Como ya he dejado dicho en otro sitio, me impresionó Vacaciones permanentes (Tropo editores, 2012), el primer libro de la escritora boliviana Liliana Colanzi (Santa Cruz, 1981), y hace ya varios años que sigo con interés las noticias que van surgiendo sobre su nuevo segundo libro de relatos, Mordor; libro que, a lo que parece, no acaba de concretarse.
Pues no es aquí en La Ola (Montacerdos, 2014) donde encontramos ese segundo libro, ya que se trata, en verdad de una particular edición para el lector chileno. Con esto quiero decir que no se trata de material nuevo, o no en su totalidad. Vacaciones permanentes circuló primero en Bolivia (2010, editado por El Cuervo), luego en Argentina (2011, editado por Reina Negra) y más tarde en España (2012, editado por Tropo); pero no en Chile. Por esta razón, los editores de Montacerdos han decidido [1. Un poco como lo que hicieran los editores de Demipage con el último libro de Rodrigo Hasbún editado en España, Nueve] ofrecer al lector chileno una suerte de híbrido: tres cuentos de Vacaciones Permanentes («Retrato de familia», «Vacaciones permanentes» y «Banbury Road») y sumarles cuatro nuevos («Alfredito», «El ojo», «Meteorito» y «La ola»). Por haber hablado ya en otro sitio de Vacaciones permanentes, aquí nos centraremos en los cuentos nuevos.
Hay algo que, no obstante, une a las dos series de cuentos: la fuerza atávica de la herencia y la irreparable personalidad (entendido el ethos como algo trunco). Solo que en Vacaciones permanentes se trataba de explorar la ambigüedad moral y se tenía una voluntad polifónica, la batalla se producía en el territorio de la cultura, de los códigos sociales y los personajes del libro eran incapaces de dar el salto a la edad adulta: estaban atrapados en un presente al que, paradójicamente, eran incapaces de aprehender.
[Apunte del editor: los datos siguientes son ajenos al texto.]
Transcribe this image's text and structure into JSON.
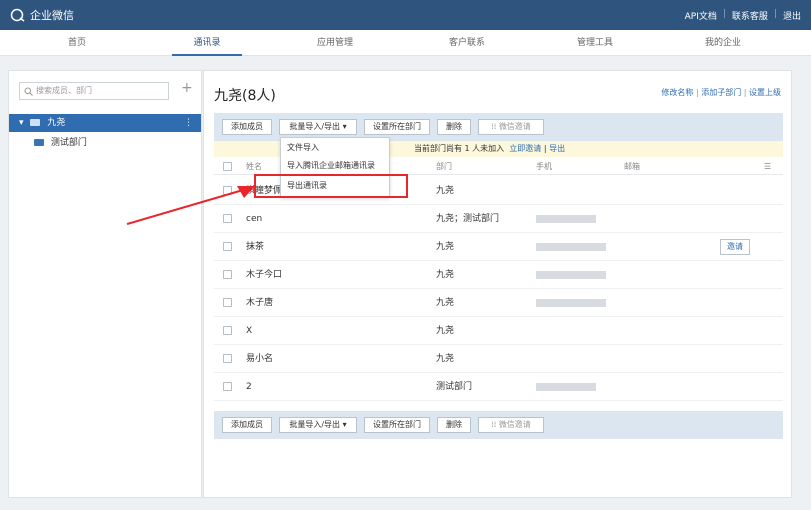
{
  "app": {
    "brand": "企业微信"
  },
  "top_links": [
    "API文档",
    "联系客服",
    "退出"
  ],
  "nav": [
    "首页",
    "通讯录",
    "应用管理",
    "客户联系",
    "管理工具",
    "我的企业"
  ],
  "left": {
    "search_placeholder": "搜索成员、部门",
    "add": "+",
    "root": "九尧",
    "root_more": "⋮",
    "child": "测试部门"
  },
  "main": {
    "title": "九尧(8人)",
    "links": [
      "修改名称",
      "添加子部门",
      "设置上级"
    ],
    "toolbar": {
      "add_member": "添加成员",
      "batch": "批量导入/导出 ▾",
      "set_dept": "设置所在部门",
      "delete": "删除",
      "wechat_invite": "微信邀请"
    },
    "notice": {
      "text": "当前部门尚有 1 人未加入",
      "invite": "立即邀请",
      "export": "导出"
    },
    "headers": {
      "name": "姓名",
      "dept": "部门",
      "phone": "手机",
      "email": "邮箱",
      "menu": "☰"
    },
    "rows": [
      {
        "name": "棋瞳梦佩",
        "dept": "九尧"
      },
      {
        "name": "cen",
        "dept": "九尧；测试部门"
      },
      {
        "name": "抹茶",
        "dept": "九尧"
      },
      {
        "name": "木子今口",
        "dept": "九尧"
      },
      {
        "name": "木子唐",
        "dept": "九尧"
      },
      {
        "name": "X",
        "dept": "九尧"
      },
      {
        "name": "易小名",
        "dept": "九尧"
      },
      {
        "name": "2",
        "dept": "测试部门"
      }
    ],
    "invite_btn": "邀请",
    "dropdown": [
      "文件导入",
      "导入腾讯企业邮箱通讯录",
      "导出通讯录"
    ]
  },
  "colors": {
    "topbar": "#2f557e",
    "accent": "#2f6cb0",
    "highlight": "#e8262b",
    "folder": "#3b74b5"
  }
}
También comparten ambas series de cuentos la brutalidad con la que se manifiesta el deseo, pero no la melancolía de la huida, que marcaba el ánimo y las voluntades de los personajes de Vacaciones Permanentes.
En esta serie nueva de cuentos («Alfredito», «El ojo», «Meteorito» y «La Ola»), proyecto de libro futuro, el tema central es la maldad y el cuerpo corrompido (en el sentido de que es un cuerpo impuro: ya que, de alguna manera, se relaciona con los cuerpos muertos). Colanzi transita espacios más bien hiperreales (aunque en su apariencia externa simulen ser territorios donde desgajaduras fantasiosas se introducen en la realidad, espacios para el terror). Porque la naturaleza formal de lo narrado tiene que ver con el símbolo, la señal funérea, el arquetipo (lo esotérico): contenidos abstractos que reflejan un acto de preterición, de negar algo antiguo que ya no existe, pero que existió alguna vez.
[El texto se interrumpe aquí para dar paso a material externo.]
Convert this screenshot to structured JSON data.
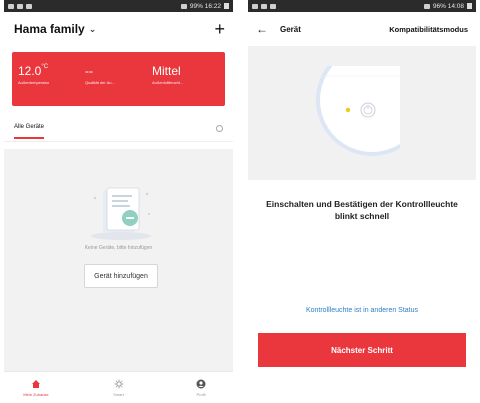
{
  "left": {
    "statusbar": {
      "right_text": "99% 16:22"
    },
    "header": {
      "title": "Hama family",
      "add_symbol": "+"
    },
    "weather": [
      {
        "value": "12.0",
        "unit": "°C",
        "label": "Außentemperatur"
      },
      {
        "value": "--",
        "unit": "",
        "label": "Qualität der Au..."
      },
      {
        "value": "Mittel",
        "unit": "",
        "label": "Außenluftfeucht..."
      }
    ],
    "tab_label": "Alle Geräte",
    "empty_text": "Keine Geräte, bitte hinzufügen",
    "add_button": "Gerät hinzufügen",
    "nav": [
      {
        "label": "Mein Zuhause",
        "icon": "home-icon"
      },
      {
        "label": "Smart",
        "icon": "sun-icon"
      },
      {
        "label": "Profil",
        "icon": "profile-icon"
      }
    ],
    "colors": {
      "accent": "#e9373d"
    }
  },
  "right": {
    "statusbar": {
      "right_text": "96% 14:08"
    },
    "header": {
      "back_symbol": "←",
      "title": "Gerät",
      "mode": "Kompatibilitätsmodus"
    },
    "instruction": "Einschalten und Bestätigen der Kontrollleuchte blinkt schnell",
    "status_link": "Kontrollleuchte ist in anderen Status",
    "next_button": "Nächster Schritt",
    "colors": {
      "link": "#2f7fc6",
      "button": "#e9373d"
    }
  }
}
Digamos que en ellos vibra la realidad incandescente, con un magnetismo energético que se niega a desaparecer (la marca del destino funesto). O dicho de otra manera: hay algo que trasciende la psicología y se adentra en el terreno de lo paranormal; son así, todos ellos, cuentos liminales, donde las fuerzas telúricas (manifestándose de manera sombría, esto es: como formas aun vivas, pero espectrales) arrastran a los personajes a la catástrofe (una catástrofe que es, a la vez, una liberación, ya que los personajes son capaces de sobreponerse a su maldad inherente, ancestral). En este sentido, los cuentos tienen algo de apocalipsis, pero no de fin del mundo, sino de fin del sufrimiento, de la hostilidad de la vida adversa. No resulta extraño, así, que un tema central sea la muerte, presente -de una u otra forma- en todos los cuatro cuentos nuevos. Muertes que no marcan un final, pues significan, a su vez, una resurrección. Y se trata de un revivir que se proyecta en dos direcciones: en el renacer personal (y que tiene que ver con el desvelamiento de un «misterio» de la personalidad individual) o bien en un personaje de ultratumba, que reaparece para acechar a los otros, en tanto que alma en pena, ser incompleto.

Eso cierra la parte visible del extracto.